二十代後半から三十代になって最初の不倫の恋をするのは、年齢的にも社会的にもリスクが大き過ぎる。精神的にも肉体的にもぼろぼろになってしまう可能性が非常に高い。結婚や出産までのタイムリミットも短く、不倫の恋から立ち直ってもう一度やり直すだけの時間もない。自《おの》ずと相手への執着心が強くなり、あまりいい結果を生まない。人によっては一生|癒《い》えない傷を抱えてしまうこともある。その年齢まで不倫の恋をせずにいられたということは、一生しなくても生きていける性質かもしれないから、もう一度よく自分の気持ちと向きあってほしい。もちろん若過ぎてもうまくいかない。まだ自分を見つめることのできない少女には、不倫の恋は早過ぎ、これからの素晴らしい恋の蕾《つぼみ》を摘みとってしまう。恋愛に年齢など関係ないとはいえ、はじめての不倫の恋だけは「適齢期」があることを覚えておいてほしい。
女性たちがいくつものハードルを乗り越え、これだけの覚悟をして不倫の恋をはじめようとするとき、男性側はまだ何もしていない。あなたに好意は持っていても、あなたの想いとは比べものにならない。もしかしたらあなたの気持ちに気づいてもいないかもしれない。「奥さんとうまくいっていない」はずの彼は、次の連休に家族旅行の計画を立てたり、マイホームを建てるために貯金をはじめたりしているかもしれない。
そんなとき、あなたのほうから誘いをかければ、彼はもちろん乗ってくる。あなたのことを可愛《かわい》い子だな、と思っているし、自分がまだまだ男として魅力があることを確認したいという願望もあるし、女の子から誘われればまんざら嫌な気はしない。そしてあなたは何度か彼とセックスすることになるだろう。据膳《すえぜん》食わぬは男の恥などという言葉をいまだに信じている男性がほとんどなのだから。
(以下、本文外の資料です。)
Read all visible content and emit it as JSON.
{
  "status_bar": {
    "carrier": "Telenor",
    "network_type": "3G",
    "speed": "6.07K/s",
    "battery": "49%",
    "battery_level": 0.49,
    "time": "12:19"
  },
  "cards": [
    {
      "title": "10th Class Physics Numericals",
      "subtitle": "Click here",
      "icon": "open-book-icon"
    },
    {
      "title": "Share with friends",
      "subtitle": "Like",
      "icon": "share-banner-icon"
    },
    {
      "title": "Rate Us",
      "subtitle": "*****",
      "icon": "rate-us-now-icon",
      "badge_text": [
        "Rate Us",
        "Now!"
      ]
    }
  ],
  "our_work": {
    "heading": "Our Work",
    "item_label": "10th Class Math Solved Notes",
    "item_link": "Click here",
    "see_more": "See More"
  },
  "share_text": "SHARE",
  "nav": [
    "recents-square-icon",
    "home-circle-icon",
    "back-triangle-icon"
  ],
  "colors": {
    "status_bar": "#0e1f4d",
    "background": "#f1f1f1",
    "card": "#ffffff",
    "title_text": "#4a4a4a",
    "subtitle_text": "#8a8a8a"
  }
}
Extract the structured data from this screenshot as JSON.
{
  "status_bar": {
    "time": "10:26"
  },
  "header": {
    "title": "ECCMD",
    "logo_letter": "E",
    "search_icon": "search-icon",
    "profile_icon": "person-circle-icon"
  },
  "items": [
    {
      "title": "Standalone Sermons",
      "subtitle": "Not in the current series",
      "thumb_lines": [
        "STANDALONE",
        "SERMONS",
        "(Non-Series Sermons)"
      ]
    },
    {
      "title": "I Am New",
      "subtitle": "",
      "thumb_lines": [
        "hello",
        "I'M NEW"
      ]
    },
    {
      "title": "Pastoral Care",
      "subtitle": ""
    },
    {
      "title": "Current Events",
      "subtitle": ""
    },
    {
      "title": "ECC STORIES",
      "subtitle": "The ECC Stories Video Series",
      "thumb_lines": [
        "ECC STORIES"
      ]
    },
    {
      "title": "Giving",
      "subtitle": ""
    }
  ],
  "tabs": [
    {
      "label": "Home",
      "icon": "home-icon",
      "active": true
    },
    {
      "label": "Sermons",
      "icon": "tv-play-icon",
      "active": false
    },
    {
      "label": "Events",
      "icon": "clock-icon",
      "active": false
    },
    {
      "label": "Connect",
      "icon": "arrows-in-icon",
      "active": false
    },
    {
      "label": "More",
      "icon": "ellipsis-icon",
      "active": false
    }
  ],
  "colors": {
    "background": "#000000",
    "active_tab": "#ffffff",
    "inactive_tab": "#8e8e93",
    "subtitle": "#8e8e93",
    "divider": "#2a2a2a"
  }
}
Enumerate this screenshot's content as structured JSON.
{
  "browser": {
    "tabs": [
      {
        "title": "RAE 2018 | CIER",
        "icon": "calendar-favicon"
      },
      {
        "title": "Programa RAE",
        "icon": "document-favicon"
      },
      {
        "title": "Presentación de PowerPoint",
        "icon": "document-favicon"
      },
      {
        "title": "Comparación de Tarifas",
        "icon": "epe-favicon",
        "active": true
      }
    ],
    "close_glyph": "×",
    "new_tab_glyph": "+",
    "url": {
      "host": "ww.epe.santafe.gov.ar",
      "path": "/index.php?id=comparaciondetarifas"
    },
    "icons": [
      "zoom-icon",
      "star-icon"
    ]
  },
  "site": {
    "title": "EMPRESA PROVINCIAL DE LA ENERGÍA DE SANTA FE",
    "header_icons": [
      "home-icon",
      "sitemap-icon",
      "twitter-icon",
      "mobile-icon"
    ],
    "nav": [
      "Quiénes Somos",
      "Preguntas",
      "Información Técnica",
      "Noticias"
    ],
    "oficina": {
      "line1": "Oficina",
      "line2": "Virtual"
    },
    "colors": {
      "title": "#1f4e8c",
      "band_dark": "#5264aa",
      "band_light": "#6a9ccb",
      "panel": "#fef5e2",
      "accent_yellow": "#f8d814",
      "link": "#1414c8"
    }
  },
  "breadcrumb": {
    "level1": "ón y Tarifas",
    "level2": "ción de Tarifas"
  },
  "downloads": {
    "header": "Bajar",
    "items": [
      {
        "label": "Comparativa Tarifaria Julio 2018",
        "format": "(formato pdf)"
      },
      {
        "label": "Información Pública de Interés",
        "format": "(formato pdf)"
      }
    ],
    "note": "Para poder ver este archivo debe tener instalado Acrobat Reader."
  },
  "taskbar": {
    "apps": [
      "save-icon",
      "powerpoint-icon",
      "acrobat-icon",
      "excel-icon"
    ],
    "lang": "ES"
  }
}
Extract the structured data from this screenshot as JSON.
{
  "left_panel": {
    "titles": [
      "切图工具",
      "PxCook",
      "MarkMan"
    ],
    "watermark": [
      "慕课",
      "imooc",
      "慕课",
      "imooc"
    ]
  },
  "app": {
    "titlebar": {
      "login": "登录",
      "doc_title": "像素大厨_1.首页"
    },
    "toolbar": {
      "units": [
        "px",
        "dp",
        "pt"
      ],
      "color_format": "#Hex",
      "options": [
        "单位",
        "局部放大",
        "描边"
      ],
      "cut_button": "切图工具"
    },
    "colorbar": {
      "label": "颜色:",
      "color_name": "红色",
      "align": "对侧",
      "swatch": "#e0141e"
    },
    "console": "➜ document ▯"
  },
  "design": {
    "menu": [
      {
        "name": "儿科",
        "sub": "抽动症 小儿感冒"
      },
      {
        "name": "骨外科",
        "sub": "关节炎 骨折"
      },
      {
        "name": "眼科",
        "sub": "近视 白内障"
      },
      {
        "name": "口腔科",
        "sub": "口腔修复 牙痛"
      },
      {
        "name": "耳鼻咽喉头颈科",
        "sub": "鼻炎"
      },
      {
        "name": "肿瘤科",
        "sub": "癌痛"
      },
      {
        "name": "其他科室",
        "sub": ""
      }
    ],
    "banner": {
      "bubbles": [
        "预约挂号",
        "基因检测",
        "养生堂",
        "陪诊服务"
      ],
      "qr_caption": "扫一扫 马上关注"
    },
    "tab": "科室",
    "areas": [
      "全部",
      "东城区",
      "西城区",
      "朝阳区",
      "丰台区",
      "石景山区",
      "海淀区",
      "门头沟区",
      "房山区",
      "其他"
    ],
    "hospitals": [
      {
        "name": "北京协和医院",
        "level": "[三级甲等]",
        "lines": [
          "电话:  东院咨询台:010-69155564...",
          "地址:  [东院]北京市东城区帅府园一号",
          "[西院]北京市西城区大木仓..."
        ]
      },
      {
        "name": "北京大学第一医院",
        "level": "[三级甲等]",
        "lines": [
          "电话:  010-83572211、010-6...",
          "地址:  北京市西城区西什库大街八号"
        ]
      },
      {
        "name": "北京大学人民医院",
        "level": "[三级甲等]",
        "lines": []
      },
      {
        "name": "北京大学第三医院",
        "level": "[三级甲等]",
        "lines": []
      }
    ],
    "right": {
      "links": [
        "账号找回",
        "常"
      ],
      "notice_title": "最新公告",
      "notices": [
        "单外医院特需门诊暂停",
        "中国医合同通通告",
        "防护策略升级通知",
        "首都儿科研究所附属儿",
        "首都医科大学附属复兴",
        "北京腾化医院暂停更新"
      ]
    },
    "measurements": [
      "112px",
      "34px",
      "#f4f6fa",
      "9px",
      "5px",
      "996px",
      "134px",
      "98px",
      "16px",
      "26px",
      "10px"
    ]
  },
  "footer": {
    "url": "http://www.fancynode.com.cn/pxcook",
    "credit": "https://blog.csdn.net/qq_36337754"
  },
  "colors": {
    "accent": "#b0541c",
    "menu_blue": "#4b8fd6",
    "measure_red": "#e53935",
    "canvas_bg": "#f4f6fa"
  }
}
でも、あなたのほうから彼にアプローチをして不倫の恋をはじめれば、あなたは必ずほんの数週間か数か月後、彼の変わり果てた態度や冷たい言葉に深く傷つくことになる。あなたは一日中鳴らない電話を待っていることになる。彼があなたの職場に関係している人なら、気まずくなって仕事もやりづらくなる。あなたは被害者意識でいっぱいになる。女性はどんな恋愛でも「据膳」になっていいことなど何もないけれど、不倫の恋では特にいけない。ただでさえ女性にリスクが大きいこの恋愛を、最初から不利に進めては絶対にうまくいかない。
だからこそ、あなたの気持ちがどんなに燃え上がっても、決してこちらからアプローチしてはいけない。彼に電話をしたり、デートに誘ったり、「ずっと好きでした」と告白したりしてはいけない。ましてや彼の気持ちをつかもうとして「結婚していてもいいの」などと間違っても言ってはいけない。それでは不倫の恋をしたことにもならない。
今、あなたにできることは、彼からデートに誘われるのをじっと待つことだけ。彼にあなたを食事に誘うほどの情熱もないのなら、この恋をはじめるべきではないのだから。